Vamos ver quanto tempo mais eu adio essa história. Eu sempre faço isso, adio as coisas que exigem muito esforço do meu cérebro.

—ENTÃO, VAMOS JOGAR! – Gregory gritou, como se nem estivéssemos conversando um assunto sério.

Eu e Anthony olhamos pra ele com cara de c*.

—No fundo você tem razão. Vamos jogar e esquecer esse assunto. – Suspirei. – E só pra constar: eu estou com fome.

— X_

Já era umas três da tarde quando os acéfalos foram embora. E eu decidi que iria falar com o molambento do Thomas de uma vez por todas. Não podia mais adiar.

Só que eu tenho que confessar que estava nervosa.

Nossa, não acredito que sequer pensei que estou nervosa. Puff. Por favor né. É só o Thomas que disse que gosta de mim e que eu não vejo faz uns dois dias porque disfarçadamente estamos nos evitando. Nada demais.

Peguei minha cara e minha coragem e desci as escadas rumo à casa dele. Pensei umas dez vezes antes de bater na porta.

Bati.... Bati e bati de novo.

—É, não tem ninguém em casa. – Dei meia volta e comecei a andar. O universo está de prova que eu bem que tentei. Mas não deu pra conversar com ele, nossa, que pena.

—O que você quer? – A porta abriu com tudo atrás de mim.

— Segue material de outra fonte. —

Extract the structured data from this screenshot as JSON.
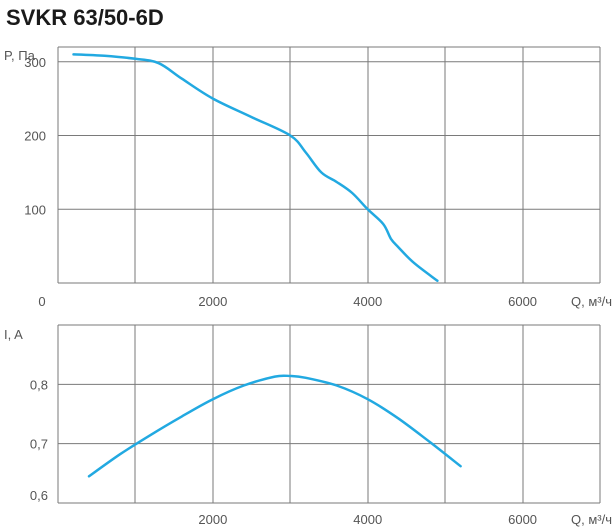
{
  "title": "SVKR 63/50-6D",
  "colors": {
    "curve": "#22a9e1",
    "grid": "#7a7a7a",
    "text": "#555555"
  },
  "chart_data": [
    {
      "type": "line",
      "ylabel": "P, Па",
      "xlabel": "Q, м³/ч",
      "xlim": [
        0,
        7000
      ],
      "ylim": [
        0,
        320
      ],
      "grid": true,
      "x_ticks": [
        2000,
        4000,
        6000
      ],
      "y_ticks": [
        100,
        200,
        300
      ],
      "origin_label": "0",
      "series": [
        {
          "x": [
            200,
            600,
            1000,
            1300,
            1600,
            2000,
            2500,
            3000,
            3200,
            3400,
            3600,
            3800,
            4000,
            4200,
            4300,
            4400,
            4600,
            4900
          ],
          "y": [
            310,
            308,
            304,
            298,
            277,
            250,
            225,
            200,
            177,
            150,
            137,
            122,
            100,
            80,
            60,
            48,
            27,
            3
          ]
        }
      ]
    },
    {
      "type": "line",
      "ylabel": "I, A",
      "xlabel": "Q, м³/ч",
      "xlim": [
        0,
        7000
      ],
      "ylim": [
        0.6,
        0.9
      ],
      "grid": true,
      "x_ticks": [
        2000,
        4000,
        6000
      ],
      "y_ticks": [
        0.6,
        0.7,
        0.8
      ],
      "y_tick_labels": [
        "0,6",
        "0,7",
        "0,8"
      ],
      "series": [
        {
          "x": [
            400,
            800,
            1200,
            1600,
            2000,
            2400,
            2800,
            3000,
            3200,
            3600,
            4000,
            4400,
            4800,
            5200
          ],
          "y": [
            0.645,
            0.682,
            0.715,
            0.746,
            0.775,
            0.798,
            0.813,
            0.814,
            0.811,
            0.798,
            0.775,
            0.742,
            0.703,
            0.662
          ]
        }
      ]
    }
  ]
}
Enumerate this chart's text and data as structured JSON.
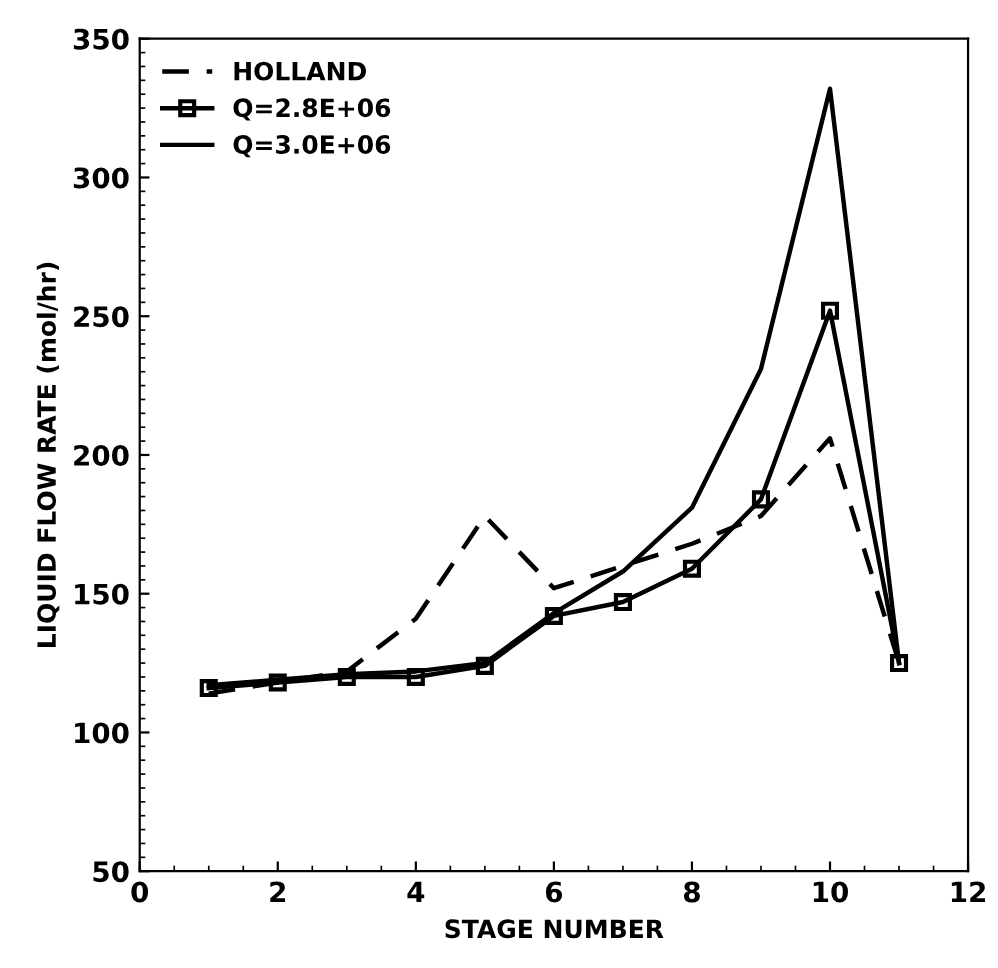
{
  "chart_data": {
    "type": "line",
    "xlabel": "STAGE NUMBER",
    "ylabel": "LIQUID FLOW RATE (mol/hr)",
    "x": [
      1,
      2,
      3,
      4,
      5,
      6,
      7,
      8,
      9,
      10,
      11
    ],
    "series": [
      {
        "name": "HOLLAND",
        "color": "#000000",
        "line_style": "dashed",
        "marker": "none",
        "values": [
          114,
          118,
          122,
          141,
          178,
          152,
          160,
          168,
          178,
          206,
          125
        ]
      },
      {
        "name": "Q=2.8E+06",
        "color": "#000000",
        "line_style": "solid",
        "marker": "square",
        "values": [
          116,
          118,
          120,
          120,
          124,
          142,
          147,
          159,
          184,
          252,
          125
        ]
      },
      {
        "name": "Q=3.0E+06",
        "color": "#000000",
        "line_style": "solid",
        "marker": "none",
        "values": [
          117,
          119,
          121,
          122,
          125,
          143,
          158,
          181,
          231,
          332,
          125
        ]
      }
    ],
    "xlim": [
      0,
      12
    ],
    "xticks": [
      0,
      2,
      4,
      6,
      8,
      10,
      12
    ],
    "ylim": [
      50,
      350
    ],
    "yticks": [
      50,
      100,
      150,
      200,
      250,
      300,
      350
    ],
    "grid": false,
    "legend": "top left"
  }
}
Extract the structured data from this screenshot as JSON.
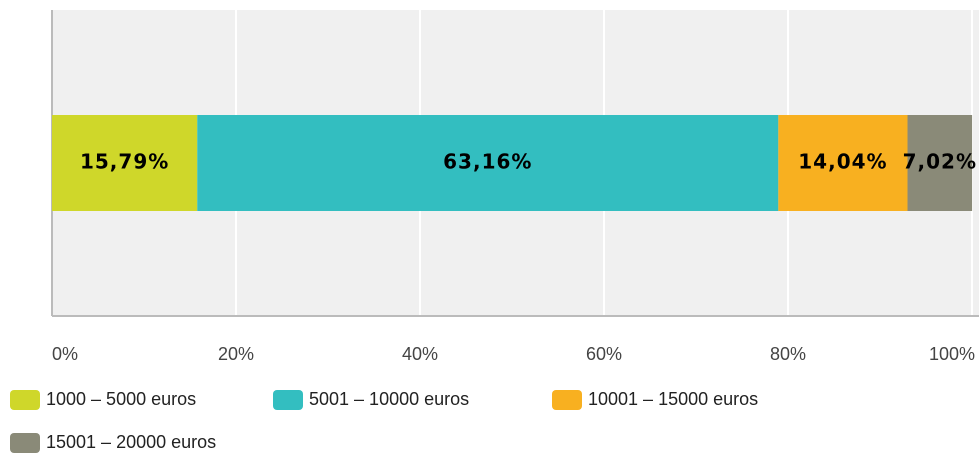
{
  "chart_data": {
    "type": "stacked-bar",
    "orientation": "horizontal",
    "categories": [
      null
    ],
    "series": [
      {
        "name": "1000 – 5000 euros",
        "color": "#cfd72a",
        "values": [
          15.79
        ],
        "value_labels": [
          "15,79%"
        ]
      },
      {
        "name": "5001 – 10000 euros",
        "color": "#33bec0",
        "values": [
          63.16
        ],
        "value_labels": [
          "63,16%"
        ]
      },
      {
        "name": "10001 – 15000 euros",
        "color": "#f8b020",
        "values": [
          14.04
        ],
        "value_labels": [
          "14,04%"
        ]
      },
      {
        "name": "15001 – 20000 euros",
        "color": "#8a8a78",
        "values": [
          7.02
        ],
        "value_labels": [
          "7,02%"
        ]
      }
    ],
    "xlim": [
      0,
      100
    ],
    "xticks": [
      {
        "value": 0,
        "label": "0%"
      },
      {
        "value": 20,
        "label": "20%"
      },
      {
        "value": 40,
        "label": "40%"
      },
      {
        "value": 60,
        "label": "60%"
      },
      {
        "value": 80,
        "label": "80%"
      },
      {
        "value": 100,
        "label": "100%"
      }
    ],
    "grid": true,
    "legend": "bottom"
  }
}
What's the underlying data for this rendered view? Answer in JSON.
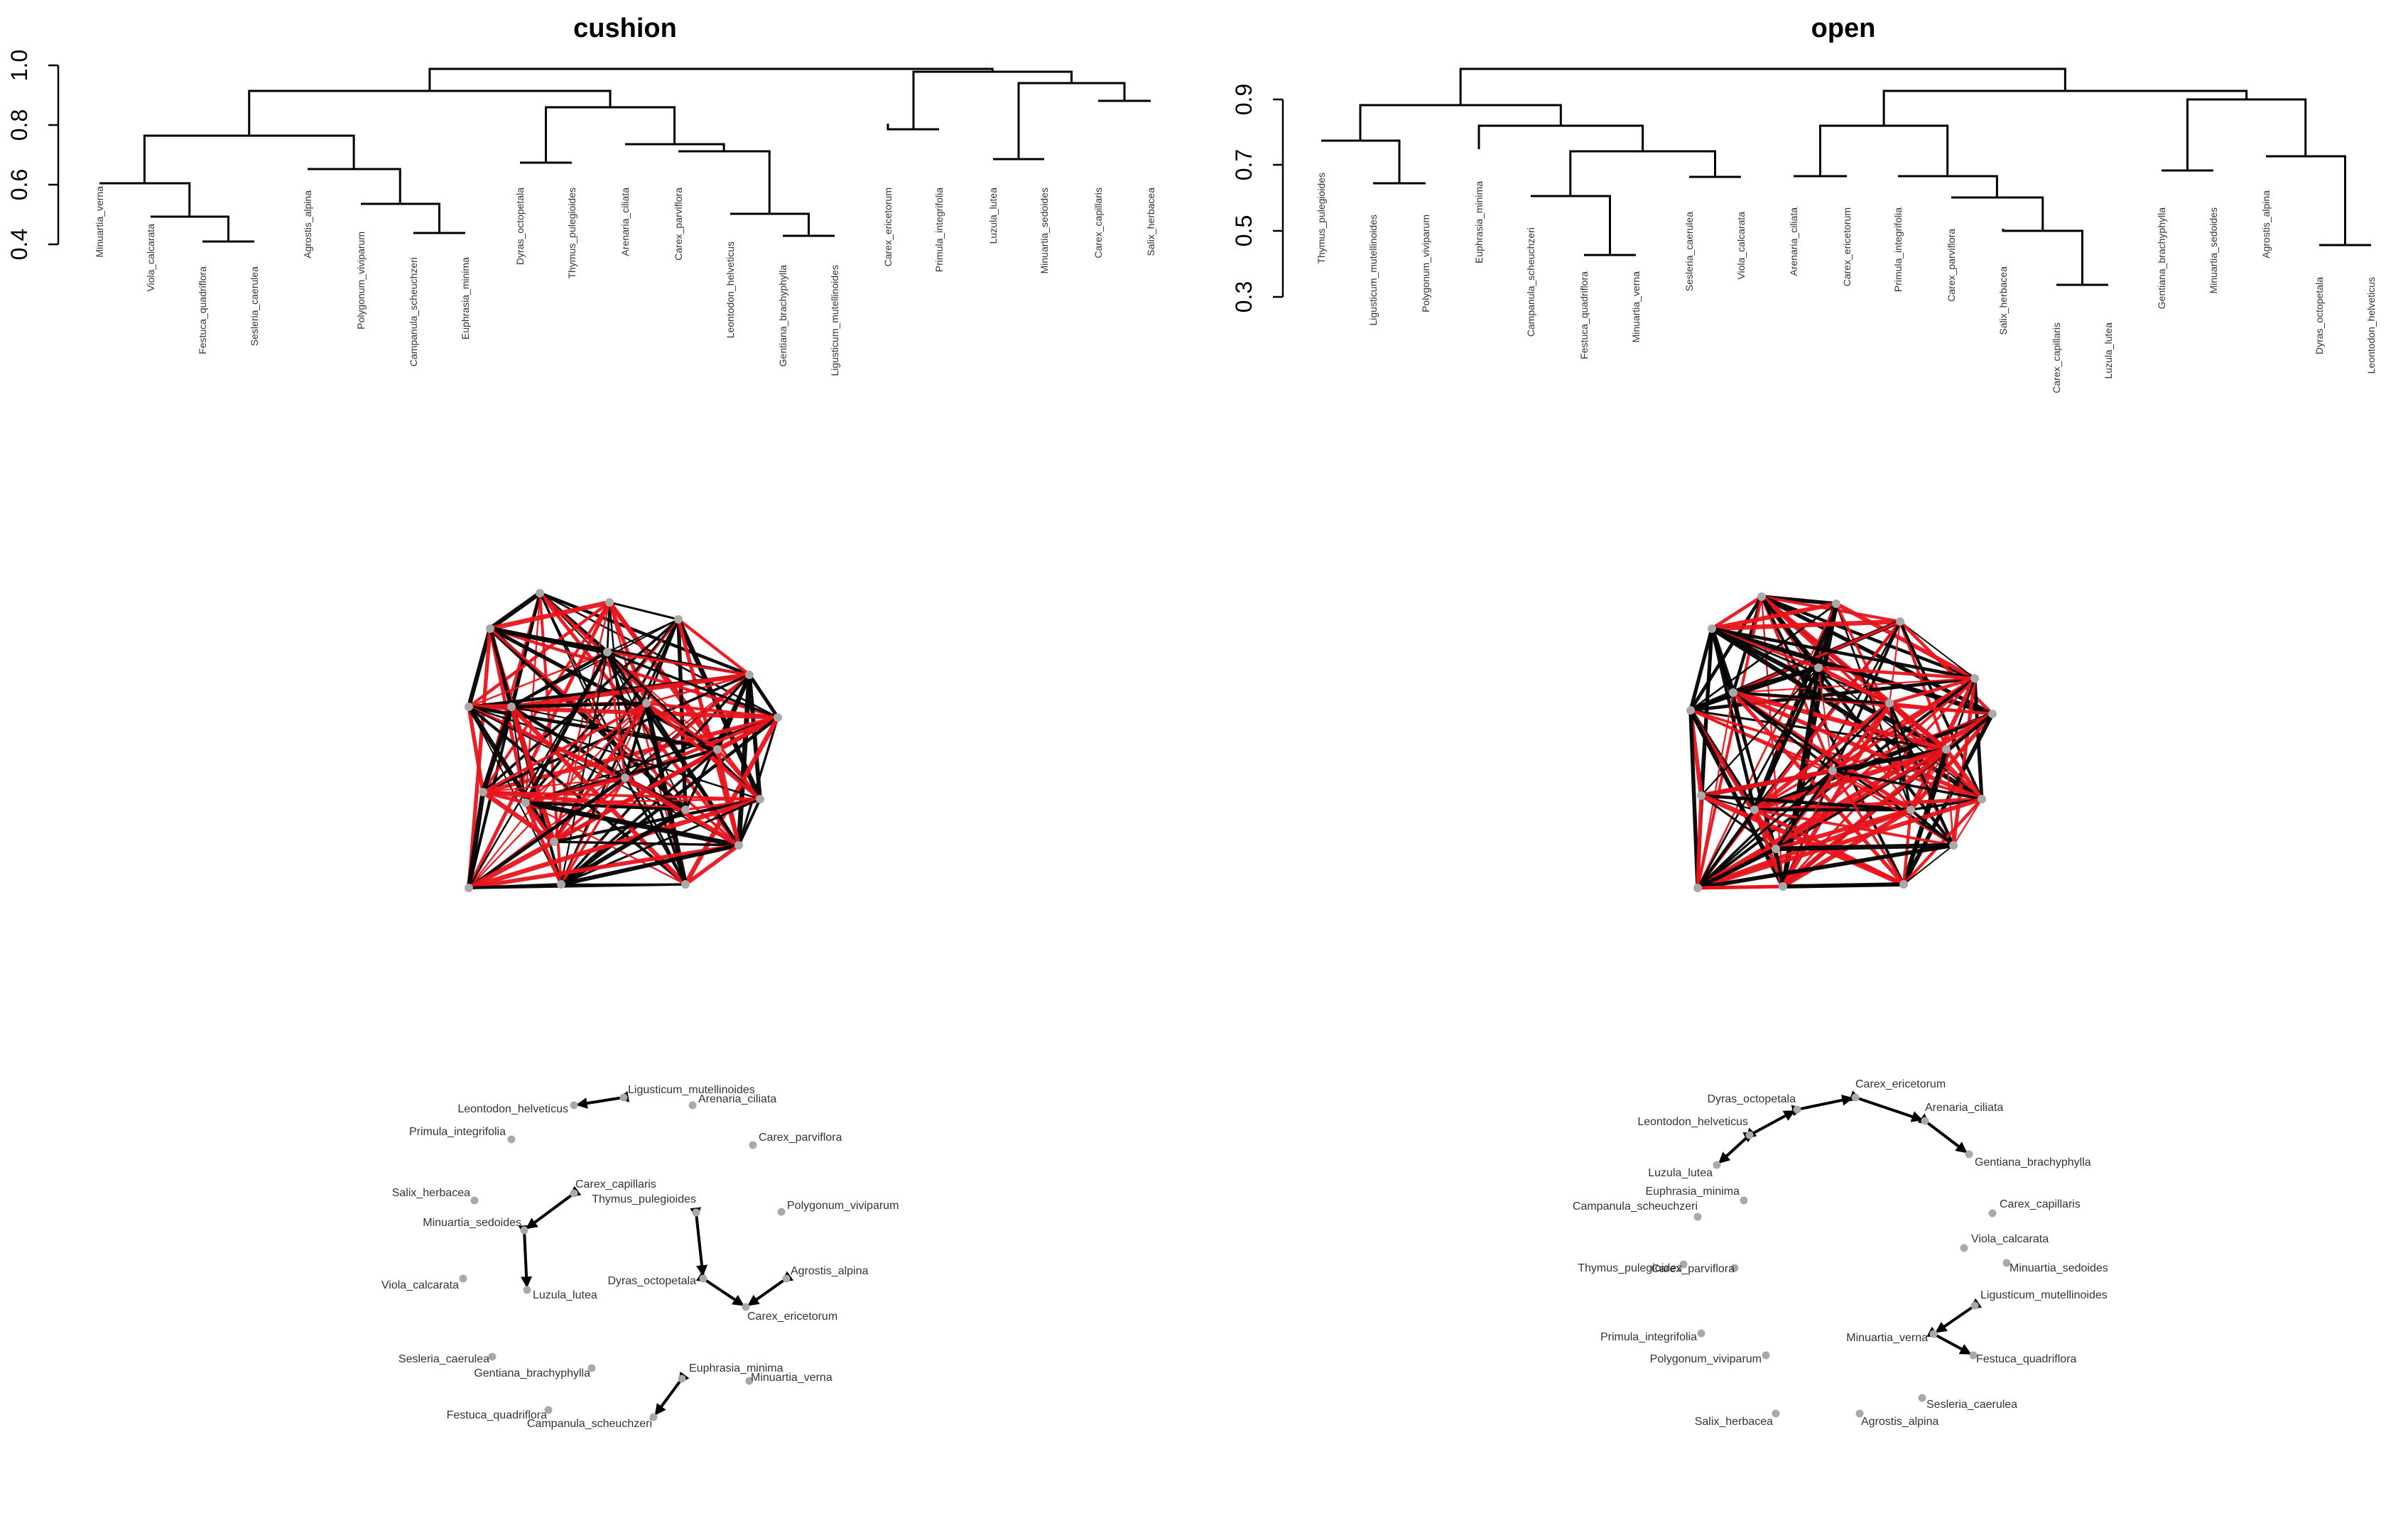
{
  "panels": [
    {
      "title": "cushion",
      "dendrogram": {
        "yticks": [
          "1.0",
          "0.8",
          "0.6",
          "0.4"
        ],
        "leaves": [
          "Minuartia_verna",
          "Viola_calcarata",
          "Festuca_quadriflora",
          "Sesleria_caerulea",
          "Agrostis_alpina",
          "Polygonum_viviparum",
          "Campanula_scheuchzeri",
          "Euphrasia_minima",
          "Dyras_octopetala",
          "Thymus_pulegioides",
          "Arenaria_ciliata",
          "Carex_parviflora",
          "Leontodon_helveticus",
          "Gentiana_brachyphylla",
          "Ligusticum_mutellinoides",
          "Carex_ericetorum",
          "Primula_integrifolia",
          "Luzula_lutea",
          "Minuartia_sedoides",
          "Carex_capillaris",
          "Salix_herbacea"
        ]
      },
      "network": {
        "edge_colors": [
          "#000000",
          "#e8141b"
        ],
        "node_color": "#a9a9a9"
      },
      "labelled_graph": {
        "nodes": [
          "Ligusticum_mutellinoides",
          "Arenaria_ciliata",
          "Leontodon_helveticus",
          "Primula_integrifolia",
          "Carex_parviflora",
          "Carex_capillaris",
          "Thymus_pulegioides",
          "Polygonum_viviparum",
          "Salix_herbacea",
          "Minuartia_sedoides",
          "Agrostis_alpina",
          "Dyras_octopetala",
          "Viola_calcarata",
          "Luzula_lutea",
          "Carex_ericetorum",
          "Sesleria_caerulea",
          "Gentiana_brachyphylla",
          "Euphrasia_minima",
          "Minuartia_verna",
          "Festuca_quadriflora",
          "Campanula_scheuchzeri"
        ],
        "arcs": [
          [
            "Ligusticum_mutellinoides",
            "Leontodon_helveticus"
          ],
          [
            "Carex_capillaris",
            "Minuartia_sedoides"
          ],
          [
            "Minuartia_sedoides",
            "Luzula_lutea"
          ],
          [
            "Thymus_pulegioides",
            "Dyras_octopetala"
          ],
          [
            "Dyras_octopetala",
            "Carex_ericetorum"
          ],
          [
            "Agrostis_alpina",
            "Carex_ericetorum"
          ],
          [
            "Euphrasia_minima",
            "Campanula_scheuchzeri"
          ]
        ]
      }
    },
    {
      "title": "open",
      "dendrogram": {
        "yticks": [
          "0.9",
          "0.7",
          "0.5",
          "0.3"
        ],
        "leaves": [
          "Thymus_pulegioides",
          "Ligusticum_mutellinoides",
          "Polygonum_viviparum",
          "Euphrasia_minima",
          "Campanula_scheuchzeri",
          "Festuca_quadriflora",
          "Minuartia_verna",
          "Sesleria_caerulea",
          "Viola_calcarata",
          "Arenaria_ciliata",
          "Carex_ericetorum",
          "Primula_integrifolia",
          "Carex_parviflora",
          "Salix_herbacea",
          "Carex_capillaris",
          "Luzula_lutea",
          "Gentiana_brachyphylla",
          "Minuartia_sedoides",
          "Agrostis_alpina",
          "Dyras_octopetala",
          "Leontodon_helveticus"
        ]
      },
      "network": {
        "edge_colors": [
          "#000000",
          "#e8141b"
        ],
        "node_color": "#a9a9a9"
      },
      "labelled_graph": {
        "nodes": [
          "Carex_ericetorum",
          "Dyras_octopetala",
          "Arenaria_ciliata",
          "Leontodon_helveticus",
          "Gentiana_brachyphylla",
          "Luzula_lutea",
          "Euphrasia_minima",
          "Campanula_scheuchzeri",
          "Carex_capillaris",
          "Viola_calcarata",
          "Minuartia_sedoides",
          "Thymus_pulegioides",
          "Carex_parviflora",
          "Ligusticum_mutellinoides",
          "Primula_integrifolia",
          "Minuartia_verna",
          "Polygonum_viviparum",
          "Festuca_quadriflora",
          "Sesleria_caerulea",
          "Salix_herbacea",
          "Agrostis_alpina"
        ],
        "arcs": [
          [
            "Dyras_octopetala",
            "Carex_ericetorum"
          ],
          [
            "Leontodon_helveticus",
            "Dyras_octopetala"
          ],
          [
            "Leontodon_helveticus",
            "Luzula_lutea"
          ],
          [
            "Carex_ericetorum",
            "Arenaria_ciliata"
          ],
          [
            "Arenaria_ciliata",
            "Gentiana_brachyphylla"
          ],
          [
            "Ligusticum_mutellinoides",
            "Minuartia_verna"
          ],
          [
            "Minuartia_verna",
            "Festuca_quadriflora"
          ]
        ]
      }
    }
  ]
}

Me virei lentamente e respondi:

—Uma esmolinha, por favor, senhor.

—Estúpida. – Senti falta daquele sorrisinho.

—Você está me evitando. – Dei um passo em direção a ele, porque já tinha até começado a andar pra ir embora.

—Não tô não.

—Ah, é? Então porque não foi jogar com a gente hoje de manhã, senhor Thomas?

—Porque... – ele fez uma pausa e pareceu pensar um pouco – Tivemos que sair, senhorita Emily. A gente ficou ocupado resolvendo as coisas da mudança.

—Que... mudança?

—Nós vamos voltar pra Alemanha. – Não sei se era eu, mas acho que o mundo parou de girar por uns minutos.